Future Work

Parallelism:

Enzyme supports the ability to efficiently differentiate parallel code. Enzyme's unique ability to combine optimization (including parallel optimization) enables orders of magnitude improvements on performance and scaling parallel code. Each parallel framework needs only provide Enzyme lightweight markers describing where the parallelism is created (e.g. this is a parallel for or spawn/sync). Such markers have been added for various parallel paradigms, including: CUDA, ROCm, OpenMP, MPI, Julia tasks, and RAJA.

Such markers have not been added for Rust parallel libraries (i.e. rayon). Enzyme only does need to support the lowest level of parallelism for each language, so adding support for rayon should cover most cases. We assume 20-200 lines of code in Enzyme core should be sufficient, making it a nice task to get started.
rsmpi (Rust wrapper for MPI) should already work, but it would be good to test.

Batching

Batching allows computing multiple derivatives at once. This can help amortizing the cost of the forward pass. It can also be used to enable future vectorization. This feature is quite popular for ML projects. The JAX documentation gives an example here. Batching is supported by Enzyme core and can be trivially implemented for Rust-Enzyme in a few hours, the main blocker is bikesheding are around the frontend. Do we want to accept N individual shadow arguments? Do we want to accept a tuple of N elements? An array [T;N]?

Custom Derivatives

Let's assume that you want to use differentiable rendering, but someone added a "fast" version of the inverse square root function to your render engine, breaking your Rust-Enzyme tool, which can't figure out how i = 0x5f3759df - ( i >> 1 ); would affect your gradient. AutoDiff packages for this reason allow declaring a custom derivative f' for a function f. In such a case the AD tool will not look at the implementation of f and directly use the user provided f'. Jax documentation also has a large list of other reasons due to which you might want to use custom derivatives: link. Julia has a whole ecosystem called ChainRules.jl around custom derivatives. Enzyme does support custom derivatives, but we do not expose this feature on the Rust side yet. Together with the Batching features, this is one of the highest rewards / lowest effort improvements planed for Rust-Enzyme.

Custom Allocators:

Enzyme does support custom allocators, but Rust-Enzyme does not expose support for it yet. Please let us know if you have an application that can benefit from a custom allocator and autodiff, otherwise this likely won't be implemented in the forseeable future.

Checkpointing:

While Enzyme is very fast due to running optimizations before AD, including various partial checkpointing algorithms -- such as a min-cut algorithm.
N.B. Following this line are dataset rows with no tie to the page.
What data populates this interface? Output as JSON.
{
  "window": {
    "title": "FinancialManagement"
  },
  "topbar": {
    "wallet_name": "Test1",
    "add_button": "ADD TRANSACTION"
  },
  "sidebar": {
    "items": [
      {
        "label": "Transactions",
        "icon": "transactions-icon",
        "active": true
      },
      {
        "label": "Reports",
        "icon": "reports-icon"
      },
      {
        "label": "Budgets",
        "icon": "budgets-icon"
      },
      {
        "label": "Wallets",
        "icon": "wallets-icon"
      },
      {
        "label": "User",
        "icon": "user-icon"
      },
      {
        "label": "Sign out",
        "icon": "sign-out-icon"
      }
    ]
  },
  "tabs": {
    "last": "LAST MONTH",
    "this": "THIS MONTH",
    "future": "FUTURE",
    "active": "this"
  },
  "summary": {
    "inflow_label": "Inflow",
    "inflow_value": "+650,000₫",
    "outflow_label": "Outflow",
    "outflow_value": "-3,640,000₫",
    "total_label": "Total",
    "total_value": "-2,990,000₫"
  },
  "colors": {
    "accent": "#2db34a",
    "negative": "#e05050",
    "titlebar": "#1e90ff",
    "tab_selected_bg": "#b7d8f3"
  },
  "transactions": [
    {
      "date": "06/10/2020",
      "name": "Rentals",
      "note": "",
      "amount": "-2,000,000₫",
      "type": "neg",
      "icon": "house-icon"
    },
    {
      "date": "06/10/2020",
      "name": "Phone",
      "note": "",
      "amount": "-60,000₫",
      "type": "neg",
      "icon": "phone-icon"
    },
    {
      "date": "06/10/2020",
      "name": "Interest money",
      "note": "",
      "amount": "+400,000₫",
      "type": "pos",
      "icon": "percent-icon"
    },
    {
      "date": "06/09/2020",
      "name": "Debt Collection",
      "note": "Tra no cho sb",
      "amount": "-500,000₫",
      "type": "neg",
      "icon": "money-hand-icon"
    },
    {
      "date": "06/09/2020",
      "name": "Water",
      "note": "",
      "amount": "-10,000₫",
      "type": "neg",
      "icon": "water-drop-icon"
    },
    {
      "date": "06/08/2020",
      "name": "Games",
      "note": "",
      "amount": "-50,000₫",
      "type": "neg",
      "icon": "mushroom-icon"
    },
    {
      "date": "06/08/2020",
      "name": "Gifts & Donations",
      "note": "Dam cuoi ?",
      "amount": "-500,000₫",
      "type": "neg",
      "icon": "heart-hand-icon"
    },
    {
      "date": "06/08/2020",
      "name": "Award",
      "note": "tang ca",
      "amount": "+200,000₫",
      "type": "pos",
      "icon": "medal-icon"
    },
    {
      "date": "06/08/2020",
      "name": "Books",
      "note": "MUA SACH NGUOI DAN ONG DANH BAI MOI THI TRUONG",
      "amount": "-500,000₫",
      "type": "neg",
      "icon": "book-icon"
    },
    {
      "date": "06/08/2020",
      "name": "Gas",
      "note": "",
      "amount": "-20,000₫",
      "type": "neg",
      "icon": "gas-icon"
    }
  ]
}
The ability to control checkpointing (e.g. whether to recompute or store) has not yet been added to Rust. Optimal checkpointing generally lies in NP to find the optimal balance for each given program, but there are good approximations. You can think of it in terms of custom allocators. Replacing the algorithm might affect your runtime performance, but does not affect the result of your function calls. In the future it might be interesting to let the user interact with checkpointing.

Supporting other Codegen backends:

Enzyme consists of ~50k LoC. Most of the rules around generating derivatives for instructions are written in LLVM Tablegen.td declarations and as such it should be relatively easy to port them. Enzyme also includes various experimental features which we don't need on the Rust side, an implementation for another codegen backend could therefore also end up a bit smaller. The cranelift backend would also benefit from ABI compability, which makes it very easy to test correctness of a new autodiff tool against Enzyme. Our modifications to rustc_codegen_ssa and previous layers of rustc are written in a generic way, s.t. no changes would be needed there to enable support for additional backends.

GPU / TPU / IPU / ... support.

Enzyme supports differentiating CUDA/ROCm Kernels. There are various ways towards exposing this capabilities to Rust. Manuel and Jed will be experimenting with two different approaches in 2024, and there is also a lot of simultaneous research. Please reach out if you are also working on GPU programming in Rust.

MLIR support:

Enzyme partly supports multiple MLIR dialects. MLIR can offer great runtime performance benefits for certain workloads. It would be nice to have a rustc_codegen_mlir, but there is a very large number of open questions around the design.